Sì, credo che questo libro sia più indirizzato, forse, al mondo femminile. Anche se c’è un lato maschile in quanto descrivo uomini diversi fra loro.
Possiamo dire che il mistero è un elemento distintivo nelle tue opere. Senti di appartenere ad un genere ben preciso?
In me ci sono due entità: il dottor Jekyll e mister Hyde e farle andare d’accordo è molto faticoso. I primi due romanzi pubblicati, “Un caffè per la vittima” e “Un caffè per l’assassino”, sono due cozy mistery. Mi sono identificata benissimo in quel personaggio di barista un poco scapestrata che si ritrova sempre nei guai e, ahimè, inciampa sempre in un cadavere. Tratto argomenti reali come la violenza sulle donne, il bullismo per l’uomo e molti altri, sempre con un certo sorriso. Mi sento a mio agio con questo stile perché una parte di me è ironia di per sé. Ciò nonostante, non ho intenzione di fossilizzarmi in quello. Mi piace molto sperimentare. A volte può andare bene e a volte no, quindi non so in futuro cosa arriverà.
Proprio in merito al futuro, hai dei progetti in cantiere?
Sì, tantissimi. Innanzitutto sto terminando un romanzo noir. Sto lavorando, invece, alla terza saga di “Un caffè”. Saranno contenti i lettori dato che me lo chiedono sempre. In più, ci sono altri progetti che, per ora e per scaramanzia, non rivelerò. Continuerò con il mio blog dopo una breve pausa.
Ne saranno molti felici i tuoi lettori…
(Ride) spero proprio di sì.
Ora ti dirò un titolo: “Diretto all’inferno”. Una trama molto intrigante…
“Diretto all’inferno” è stato una sfida per me stessa. Mi sono spinta oltre per comprendere ciò che non riuscivo a comprendere. È un giallo completamente italiano, ambientato sul Lago Maggiore, e tratta di pugilato. Qui, devo sottolineare l’onore che ho avuto nel conoscere il campione di pugilato italiano Adriano Sperandio che saluto.
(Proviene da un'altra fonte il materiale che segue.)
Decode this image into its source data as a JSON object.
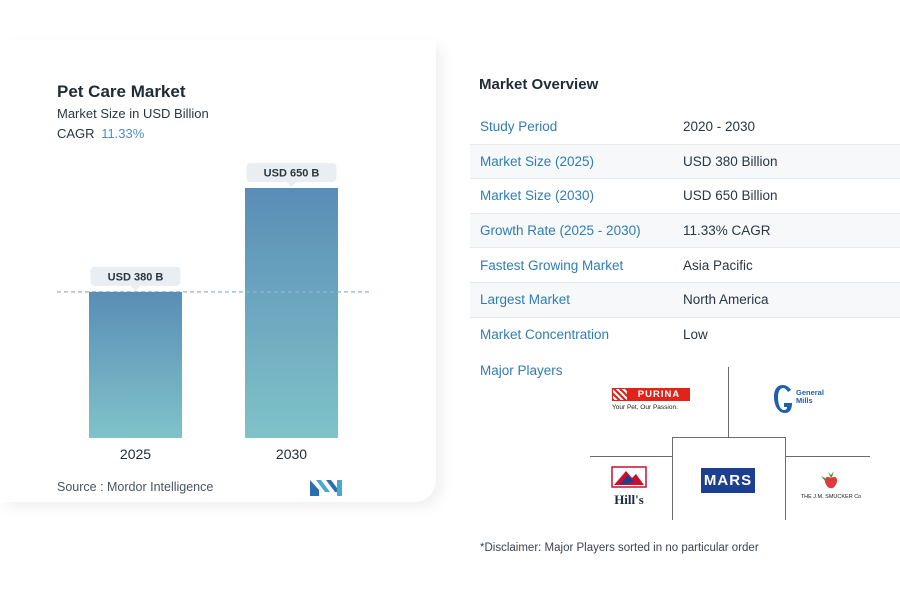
{
  "card": {
    "title": "Pet Care Market",
    "subtitle": "Market Size in USD Billion",
    "cagr_label": "CAGR",
    "cagr_value": "11.33%",
    "source": "Source :  Mordor Intelligence"
  },
  "chart_data": {
    "type": "bar",
    "title": "Pet Care Market",
    "subtitle": "Market Size in USD Billion",
    "categories": [
      "2025",
      "2030"
    ],
    "values": [
      380,
      650
    ],
    "data_labels": [
      "USD 380 B",
      "USD 650 B"
    ],
    "ylim": [
      0,
      650
    ],
    "reference_line": {
      "value": 380,
      "style": "dashed"
    },
    "grid": false,
    "colors": {
      "bar_top": "#5a8db6",
      "bar_bottom": "#7fc3c9",
      "label_bg": "#e9eef2",
      "ref_line": "#8fb7cf"
    }
  },
  "overview": {
    "title": "Market Overview",
    "rows": [
      {
        "key": "Study Period",
        "value": "2020 - 2030"
      },
      {
        "key": "Market Size (2025)",
        "value": "USD 380 Billion"
      },
      {
        "key": "Market Size (2030)",
        "value": "USD 650 Billion"
      },
      {
        "key": "Growth Rate (2025 - 2030)",
        "value": "11.33% CAGR"
      },
      {
        "key": "Fastest Growing Market",
        "value": "Asia Pacific"
      },
      {
        "key": "Largest Market",
        "value": "North America"
      },
      {
        "key": "Market Concentration",
        "value": "Low"
      }
    ],
    "major_players_label": "Major Players",
    "players": {
      "purina": {
        "name": "PURINA",
        "tagline": "Your Pet, Our Passion."
      },
      "general_mills": {
        "line1": "General",
        "line2": "Mills"
      },
      "hills": {
        "name": "Hill's"
      },
      "mars": {
        "name": "MARS"
      },
      "smucker": {
        "name": "THE J.M. SMUCKER Co"
      }
    },
    "disclaimer": "*Disclaimer: Major Players sorted in no particular order"
  },
  "colors": {
    "accent_blue": "#2f7db5",
    "mars_blue": "#1d3f8f",
    "purina_red": "#e2231a",
    "gm_blue": "#1f5fad"
  }
}
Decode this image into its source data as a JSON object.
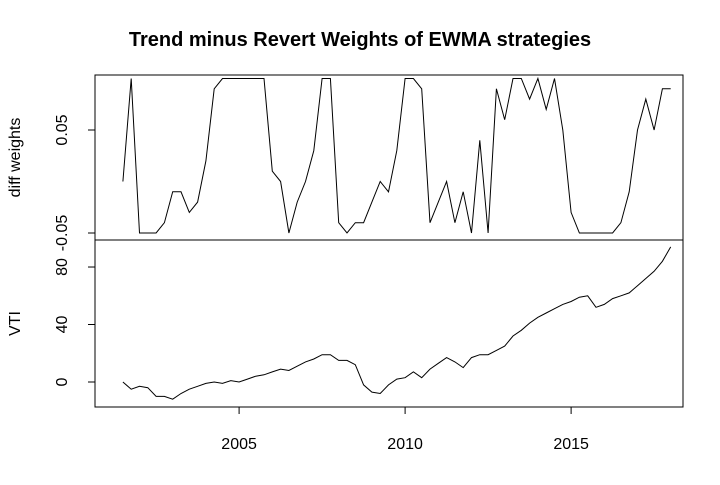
{
  "title": "Trend minus Revert Weights of EWMA strategies",
  "chart_data": [
    {
      "type": "line",
      "ylabel": "diff weights",
      "color": "#000000",
      "x": [
        2001.5,
        2001.75,
        2002,
        2002.25,
        2002.5,
        2002.75,
        2003,
        2003.25,
        2003.5,
        2003.75,
        2004,
        2004.25,
        2004.5,
        2004.75,
        2005,
        2005.25,
        2005.5,
        2005.75,
        2006,
        2006.25,
        2006.5,
        2006.75,
        2007,
        2007.25,
        2007.5,
        2007.75,
        2008,
        2008.25,
        2008.5,
        2008.75,
        2009,
        2009.25,
        2009.5,
        2009.75,
        2010,
        2010.25,
        2010.5,
        2010.75,
        2011,
        2011.25,
        2011.5,
        2011.75,
        2012,
        2012.25,
        2012.5,
        2012.75,
        2013,
        2013.25,
        2013.5,
        2013.75,
        2014,
        2014.25,
        2014.5,
        2014.75,
        2015,
        2015.25,
        2015.5,
        2015.75,
        2016,
        2016.25,
        2016.5,
        2016.75,
        2017,
        2017.25,
        2017.5,
        2017.75,
        2018
      ],
      "values": [
        0,
        0.1,
        -0.05,
        -0.05,
        -0.05,
        -0.04,
        -0.01,
        -0.01,
        -0.03,
        -0.02,
        0.02,
        0.09,
        0.1,
        0.1,
        0.1,
        0.1,
        0.1,
        0.1,
        0.01,
        0,
        -0.05,
        -0.02,
        0,
        0.03,
        0.1,
        0.1,
        -0.04,
        -0.05,
        -0.04,
        -0.04,
        -0.02,
        0,
        -0.01,
        0.03,
        0.1,
        0.1,
        0.09,
        -0.04,
        -0.02,
        0,
        -0.04,
        -0.01,
        -0.05,
        0.04,
        -0.05,
        0.09,
        0.06,
        0.1,
        0.1,
        0.08,
        0.1,
        0.07,
        0.1,
        0.05,
        -0.03,
        -0.05,
        -0.05,
        -0.05,
        -0.05,
        -0.05,
        -0.04,
        -0.01,
        0.05,
        0.08,
        0.05,
        0.09,
        0.09
      ],
      "xlim": [
        2000.66,
        2018.37
      ],
      "ylim": [
        -0.0568,
        0.1034
      ],
      "yticks": [
        -0.05,
        0.05
      ]
    },
    {
      "type": "line",
      "ylabel": "VTI",
      "color": "#000000",
      "x": [
        2001.5,
        2001.75,
        2002,
        2002.25,
        2002.5,
        2002.75,
        2003,
        2003.25,
        2003.5,
        2003.75,
        2004,
        2004.25,
        2004.5,
        2004.75,
        2005,
        2005.25,
        2005.5,
        2005.75,
        2006,
        2006.25,
        2006.5,
        2006.75,
        2007,
        2007.25,
        2007.5,
        2007.75,
        2008,
        2008.25,
        2008.5,
        2008.75,
        2009,
        2009.25,
        2009.5,
        2009.75,
        2010,
        2010.25,
        2010.5,
        2010.75,
        2011,
        2011.25,
        2011.5,
        2011.75,
        2012,
        2012.25,
        2012.5,
        2012.75,
        2013,
        2013.25,
        2013.5,
        2013.75,
        2014,
        2014.25,
        2014.5,
        2014.75,
        2015,
        2015.25,
        2015.5,
        2015.75,
        2016,
        2016.25,
        2016.5,
        2016.75,
        2017,
        2017.25,
        2017.5,
        2017.75,
        2018
      ],
      "values": [
        0,
        -5,
        -3,
        -4,
        -10,
        -10,
        -12,
        -8,
        -5,
        -3,
        -1,
        0,
        -1,
        1,
        0,
        2,
        4,
        5,
        7,
        9,
        8,
        11,
        14,
        16,
        19,
        19,
        15,
        15,
        12,
        -2,
        -7,
        -8,
        -2,
        2,
        3,
        7,
        3,
        9,
        13,
        17,
        14,
        10,
        17,
        19,
        19,
        22,
        25,
        32,
        36,
        41,
        45,
        48,
        51,
        54,
        56,
        59,
        60,
        52,
        54,
        58,
        60,
        62,
        67,
        72,
        77,
        84,
        94
      ],
      "xlim": [
        2000.66,
        2018.37
      ],
      "ylim": [
        -17.4,
        98.8
      ],
      "yticks": [
        0,
        40,
        80
      ],
      "xticks": [
        2005,
        2010,
        2015
      ]
    }
  ]
}
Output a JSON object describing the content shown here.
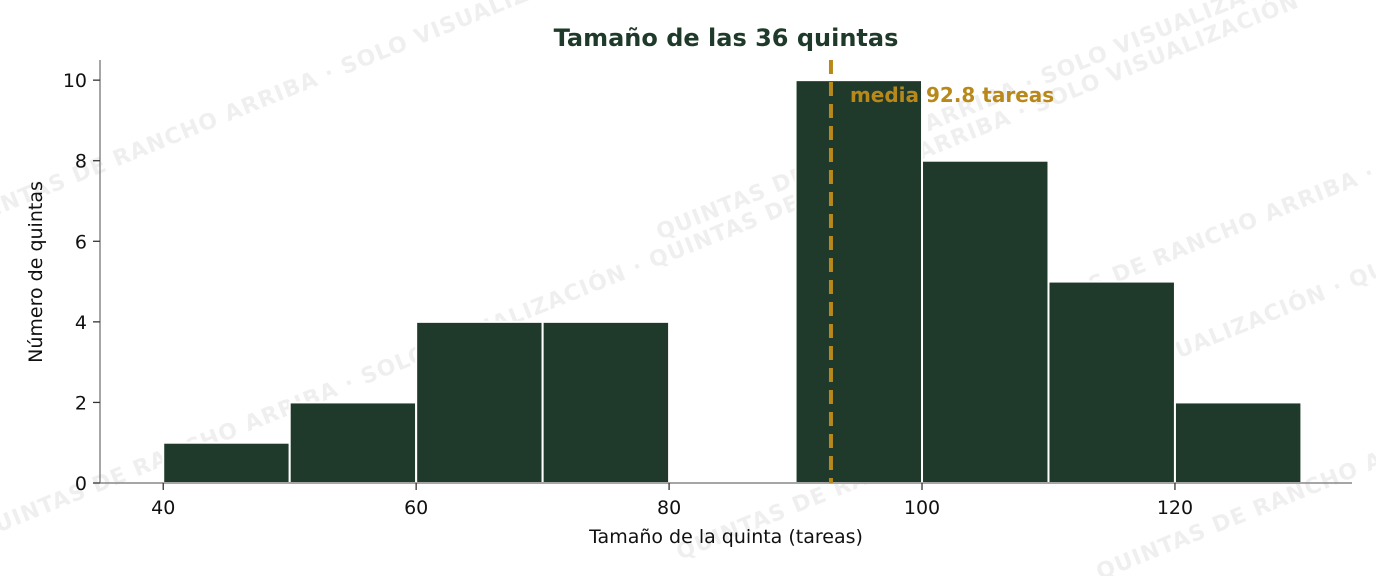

Grazie a lui ho capito molte cose su questa disciplina. È facile affermare: “il pugilato è violenza”; in realtà è una nobile arte. “Diretto all’inferno” è quello che mi ha dato più emozioni.
Possiamo dire che sia il tuo libro del cuore?
Sì, scriverlo non è stato semplice. Nonostante ci sia molta finzione, essendo un romanzo, ho dovuto studiare, leggendo almeno una trentina di libri, contattare quotidianamente il campione italiano, guardare tutti i film sul pugilato. C’è un lavoro grande dietro.
Concluderei questa bellissima intervista con una domanda più personale: come definiresti la tua penna in tre aggettivi?
Allora: imprevedibile, fantasiosa e ironica. Nonostante tutto c’è sempre una parte di me in ogni libro.